Judicial Service Commission

Agency overview
- Type: Judiciary
- Jurisdiction: Federal Government of Somalia
- Headquarters: Mogadishu, Somalia 2°04′00″N 45°22′00″E﻿ / ﻿2.06667°N 45.36667°E
- Parent agency: Ministry of Justice

= Judicial Service Commission (Somalia) =

The Judicial Service Commission is an adjunct of the Ministry of Justice of the Federal Government of Somalia.

==Overview==
Article 109A of the Provisional Constitution establishes the authority of a Judicial Service Commission consisting of nine members. In June 2014, the Federal Parliament of Somalia approved a new law formalizing the commission.

In March 2015, the Office of the President issued a decree dissolving the extant Judicial Service Commission. It recommended instead reformation of the Commission in accordance with Article 109 of the Provisional Constitution.

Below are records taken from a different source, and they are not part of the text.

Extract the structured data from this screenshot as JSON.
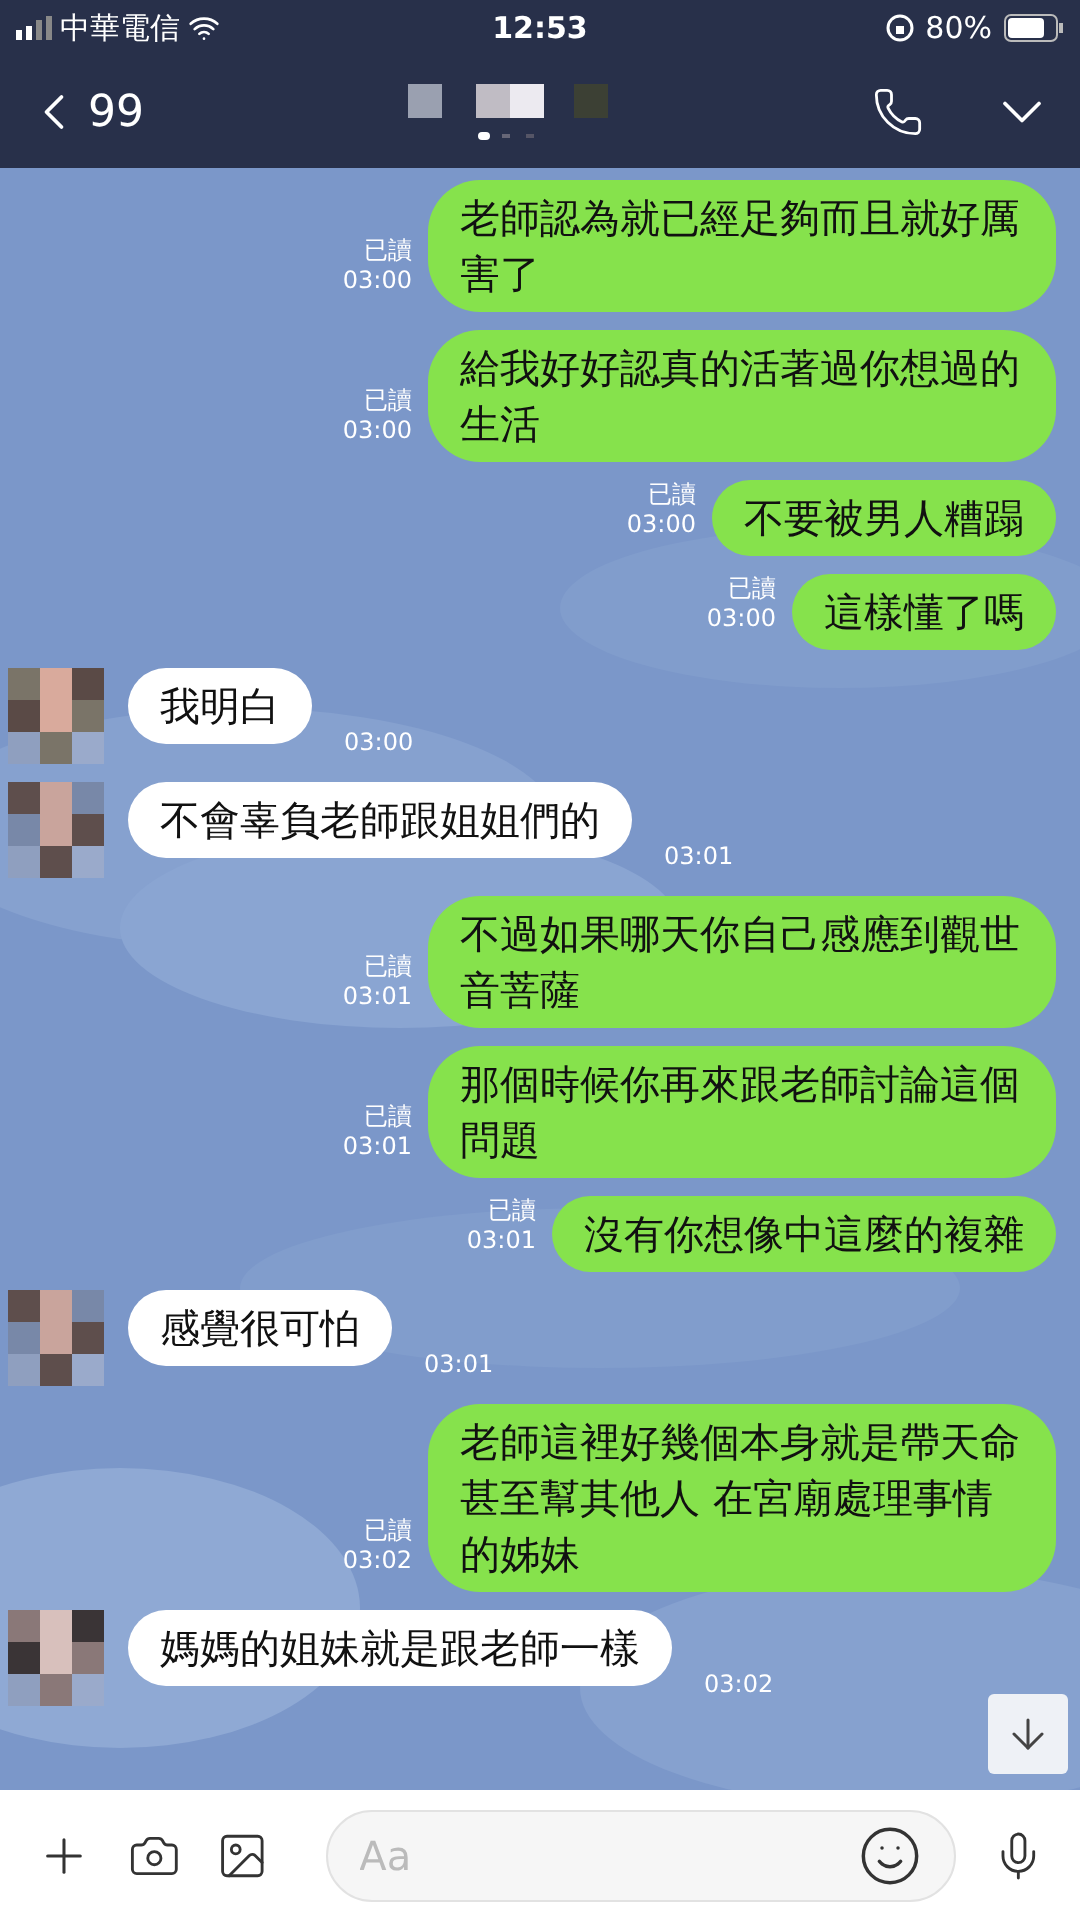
{
  "status_bar": {
    "carrier": "中華電信",
    "time": "12:53",
    "battery": "80%"
  },
  "header": {
    "back_count": "99"
  },
  "messages": [
    {
      "kind": "sent",
      "text": "老師認為就已經足夠而且就好厲害了",
      "read": "已讀",
      "time": "03:00"
    },
    {
      "kind": "sent",
      "text": "給我好好認真的活著過你想過的生活",
      "read": "已讀",
      "time": "03:00"
    },
    {
      "kind": "sent",
      "text": "不要被男人糟蹋",
      "read": "已讀",
      "time": "03:00"
    },
    {
      "kind": "sent",
      "text": "這樣懂了嗎",
      "read": "已讀",
      "time": "03:00"
    },
    {
      "kind": "received",
      "text": "我明白",
      "time": "03:00"
    },
    {
      "kind": "received",
      "text": "不會辜負老師跟姐姐們的",
      "time": "03:01"
    },
    {
      "kind": "sent",
      "text": "不過如果哪天你自己感應到觀世音菩薩",
      "read": "已讀",
      "time": "03:01"
    },
    {
      "kind": "sent",
      "text": "那個時候你再來跟老師討論這個問題",
      "read": "已讀",
      "time": "03:01"
    },
    {
      "kind": "sent",
      "text": "沒有你想像中這麼的複雜",
      "read": "已讀",
      "time": "03:01"
    },
    {
      "kind": "received",
      "text": "感覺很可怕",
      "time": "03:01"
    },
    {
      "kind": "sent",
      "text": "老師這裡好幾個本身就是帶天命甚至幫其他人 在宮廟處理事情的姊妹",
      "read": "已讀",
      "time": "03:02"
    },
    {
      "kind": "received",
      "text": "媽媽的姐妹就是跟老師一樣",
      "time": "03:02"
    }
  ],
  "input": {
    "placeholder": "Aa"
  }
}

In late March 2015, the Federal Government began formally reconstituting the Judicial Service Commission. According to the Presidential Adviser on Law Omar Mohamed Abdulle, the new commission is slated to consist of nine members per the constitution. These officials would in turn be chosen from among the extant governmental agencies, as they have the quorum necessary for decision-making and assembly.

In May 2015, in accordance with Article 109A of the Provisional Constitution, the Federal Cabinet endorsed a new Judicial Service Commission. The reconstituted committee will initially consist of seven members, with two officials pending approval.

==Composition==
===Positions===
The positions within the Judicial Service Commission include:

- the Chief Judge of the Constitutional Court;
- the Chief Judge of the High Court;
- the Attorney General
- two members of the Somali Bar, appointed by the Somali Law Society for a four-year term;
- the Chair of the Human Rights Commission;
- three people from within Somali society who are at once held in high regard, proposed by the Cabinet, and then appointed by the President for a four-year term, eligible for renewal only once.

The Judicial Service Commission elects its chairperson from within its membership ranks. All members serve a term of five years and are eligible for one additional term after their initial term has ended. They are also subject to a disciplinary regulation enacted by the Judicial Service Commission.

===Members===
As of May 2015, the members of the Judicial Service Commission include:
- Aydid Abdullahi Ilka-Hanaf – Chief Judge of the High Court
- Ahmed Ali Dahir – Attorney General
- Marian Haji Elmi – Somali Law Society
- Issei Ahmed Warsame – Somali Law Society
- Sharif Sheikh Mayow – Civil Society
- Ahmed Abdullahi Hussein – Civil Society
- Osman Sheikh Ibrahim – Civil Society

==Functions==
Pursuant to the law, the Judicial Service Commission is empowered to appoint, discipline and transfer any Federal tier member of the judiciary. It may also determine the compensation, pensions and other work related issues of the judiciary.